Reviewed by Krista Castner

Sometimes it’s nice to pick up a new book in a long-running series and know you’re going to have a chance to get caught up with old friends. Betrayal of Trust, the 20th installment in the J.P. Beaumont detective series by J.A. Jance, is one of those kinds of books.

JP Beaumont, or “Beau” as his friends call him, is partnered with his wife Mel Soames on a politically sensitive case involving Washington State’s Governor. The Governor specifically requests Beau to work on this case because they went to high school together. Beau and Mel have to try to track down the source of a snuff film before more victims are caught up in the murder drama.

Usually Seattle is the beloved backdrop in the Beaumont series, but this book takes place primarily in Washington’s capital city, Olympia, and in the outlying rural communities near Olympia. I have to admit that I miss the Seattle setting. But I understand that authors sometimes need to do things to keep characters evolving and stories fresh. Olympia isn’t a bad setting, it’s just not Seattle.

Beau and Mel work as partners on the state’s Special Homicide Investigative Team (S.H.I.T.) There are many references to how much they get razzed because of team’s acronym. (I found this a bit childish and soon grew weary of the reference.) Initially the Governor, Marsha Longmire, discovers what appears to be a snuff film on her step-grandchild’s cell phone and requests an investigation. But the case soon becomes much more complicated as Mel and Beau try to solve the crime before the news hits the press.

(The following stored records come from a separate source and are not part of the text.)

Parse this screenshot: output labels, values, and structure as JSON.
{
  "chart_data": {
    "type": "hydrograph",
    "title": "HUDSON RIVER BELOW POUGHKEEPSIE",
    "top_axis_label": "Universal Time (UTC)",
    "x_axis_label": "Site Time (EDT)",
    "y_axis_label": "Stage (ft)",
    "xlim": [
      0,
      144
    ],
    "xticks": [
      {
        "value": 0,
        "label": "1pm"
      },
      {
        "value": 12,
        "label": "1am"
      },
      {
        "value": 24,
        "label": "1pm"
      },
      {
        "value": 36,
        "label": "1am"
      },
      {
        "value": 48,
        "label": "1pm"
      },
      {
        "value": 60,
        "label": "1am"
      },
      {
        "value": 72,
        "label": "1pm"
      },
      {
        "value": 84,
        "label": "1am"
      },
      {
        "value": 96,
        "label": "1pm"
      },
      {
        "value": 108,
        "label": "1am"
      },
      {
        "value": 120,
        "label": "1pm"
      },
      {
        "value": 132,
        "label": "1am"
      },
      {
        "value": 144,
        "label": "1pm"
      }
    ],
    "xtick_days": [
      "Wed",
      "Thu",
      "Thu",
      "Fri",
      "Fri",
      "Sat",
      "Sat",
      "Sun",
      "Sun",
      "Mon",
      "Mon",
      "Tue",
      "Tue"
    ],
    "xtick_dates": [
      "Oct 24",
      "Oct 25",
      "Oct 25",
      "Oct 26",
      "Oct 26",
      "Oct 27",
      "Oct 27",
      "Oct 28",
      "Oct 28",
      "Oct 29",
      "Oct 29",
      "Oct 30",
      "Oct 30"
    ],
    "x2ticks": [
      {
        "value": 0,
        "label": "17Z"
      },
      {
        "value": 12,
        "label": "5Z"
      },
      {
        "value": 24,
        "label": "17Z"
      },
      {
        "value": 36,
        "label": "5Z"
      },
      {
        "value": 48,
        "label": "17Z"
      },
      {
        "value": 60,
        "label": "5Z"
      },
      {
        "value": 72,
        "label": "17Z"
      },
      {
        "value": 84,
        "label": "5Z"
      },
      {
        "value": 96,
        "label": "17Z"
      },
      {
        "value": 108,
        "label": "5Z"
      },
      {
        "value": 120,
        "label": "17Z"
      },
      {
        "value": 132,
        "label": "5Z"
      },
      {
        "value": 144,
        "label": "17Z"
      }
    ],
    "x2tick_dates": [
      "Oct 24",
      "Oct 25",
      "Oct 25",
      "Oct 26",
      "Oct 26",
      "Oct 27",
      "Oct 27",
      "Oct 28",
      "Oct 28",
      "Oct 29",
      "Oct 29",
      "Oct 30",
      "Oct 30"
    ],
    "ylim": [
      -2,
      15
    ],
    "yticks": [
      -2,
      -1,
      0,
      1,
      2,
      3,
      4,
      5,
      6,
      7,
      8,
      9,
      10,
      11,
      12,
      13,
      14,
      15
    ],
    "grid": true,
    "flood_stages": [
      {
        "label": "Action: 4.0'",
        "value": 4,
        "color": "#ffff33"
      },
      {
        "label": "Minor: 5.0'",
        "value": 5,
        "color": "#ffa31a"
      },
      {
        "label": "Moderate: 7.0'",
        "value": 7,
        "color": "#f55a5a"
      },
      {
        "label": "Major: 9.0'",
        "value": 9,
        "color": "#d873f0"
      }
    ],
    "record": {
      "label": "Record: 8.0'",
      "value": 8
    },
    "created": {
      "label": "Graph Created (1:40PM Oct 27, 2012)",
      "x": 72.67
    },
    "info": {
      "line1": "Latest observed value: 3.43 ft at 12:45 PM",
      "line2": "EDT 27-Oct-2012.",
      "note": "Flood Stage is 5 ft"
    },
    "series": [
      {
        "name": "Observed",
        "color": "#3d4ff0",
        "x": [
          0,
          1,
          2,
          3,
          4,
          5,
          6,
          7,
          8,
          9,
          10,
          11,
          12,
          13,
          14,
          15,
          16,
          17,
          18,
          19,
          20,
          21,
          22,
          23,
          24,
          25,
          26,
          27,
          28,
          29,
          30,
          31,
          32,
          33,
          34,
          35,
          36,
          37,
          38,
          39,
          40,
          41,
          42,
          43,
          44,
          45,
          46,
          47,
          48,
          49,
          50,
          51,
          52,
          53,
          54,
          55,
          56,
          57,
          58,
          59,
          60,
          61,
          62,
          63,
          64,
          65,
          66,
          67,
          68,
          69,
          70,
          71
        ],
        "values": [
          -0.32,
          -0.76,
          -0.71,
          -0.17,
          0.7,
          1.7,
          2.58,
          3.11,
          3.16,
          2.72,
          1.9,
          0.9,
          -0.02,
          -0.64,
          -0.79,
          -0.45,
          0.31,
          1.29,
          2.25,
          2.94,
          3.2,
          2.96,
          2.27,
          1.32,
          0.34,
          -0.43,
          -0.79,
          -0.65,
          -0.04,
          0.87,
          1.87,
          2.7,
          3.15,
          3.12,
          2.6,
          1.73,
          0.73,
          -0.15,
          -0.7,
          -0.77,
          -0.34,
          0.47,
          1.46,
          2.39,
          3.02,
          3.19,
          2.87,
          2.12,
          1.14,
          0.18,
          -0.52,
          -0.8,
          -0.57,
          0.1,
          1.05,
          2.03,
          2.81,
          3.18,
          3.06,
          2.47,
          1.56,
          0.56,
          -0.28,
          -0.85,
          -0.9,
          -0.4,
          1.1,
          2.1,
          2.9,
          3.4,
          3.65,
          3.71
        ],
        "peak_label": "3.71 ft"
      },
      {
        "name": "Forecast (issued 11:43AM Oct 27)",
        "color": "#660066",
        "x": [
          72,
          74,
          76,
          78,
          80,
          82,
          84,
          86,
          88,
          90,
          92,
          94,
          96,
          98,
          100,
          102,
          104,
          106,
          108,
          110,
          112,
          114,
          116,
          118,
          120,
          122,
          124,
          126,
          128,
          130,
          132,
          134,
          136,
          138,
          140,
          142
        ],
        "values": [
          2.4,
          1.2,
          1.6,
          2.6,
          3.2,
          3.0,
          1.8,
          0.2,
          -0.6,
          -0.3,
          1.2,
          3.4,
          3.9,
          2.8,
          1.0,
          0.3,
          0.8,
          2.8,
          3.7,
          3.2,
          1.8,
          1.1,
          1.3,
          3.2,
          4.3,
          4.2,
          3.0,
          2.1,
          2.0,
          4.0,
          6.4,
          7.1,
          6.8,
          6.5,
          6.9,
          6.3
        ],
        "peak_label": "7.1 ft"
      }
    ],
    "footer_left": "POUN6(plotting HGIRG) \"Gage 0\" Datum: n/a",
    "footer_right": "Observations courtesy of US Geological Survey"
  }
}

Betrayal of Trust tackles teenage poverty, cyber-bullying, teen suicide, and issues of acceptance and inclusion in blended families. That is a lot of territory to cover in the book’s 344 pages, but Jance covered the ground in her usual fast-paced story telling style that kept me interested throughout. Beau and Mel work well together. Mel uses all the latest technology to keep her side of the investigation moving along. Beau, in spite of his bad knees, keeps his side of the investigation moving with more old-fashioned police leg work.

In the midst of the investigation Beau receives a personal email from someone claiming to be a long-lost relative, who may hold the key to his father’s identity. Beau is ambivalent about pursuing any sort of a family reunion. I’ll leave the outcome of this plotline to the readers. If you’re a long time J.P. Beaumont fan like I am, I think you’ll be pleased with how things turn out.

Yes, Beau is starting to show his age. But that’s part of the charm of this series. Beau isn’t a super hero. He’s a normal guy doing the right thing day-in and day-out. In today’s sometime frenetic pace, it’s nice to be able to rely on Beau to get the job done. JA Jance has given us another fun installment in the J.P. Beaumont series.

Rating: 4/5

Krista lives just outside the urban sprawl of Portland, Oregon. Lamentably, her work as a technical writer and business analyst often interferes with her reading which is a true passion.

Review copy was provided free of any obligation by William Morrow. No monetary or any other form of compensation was received.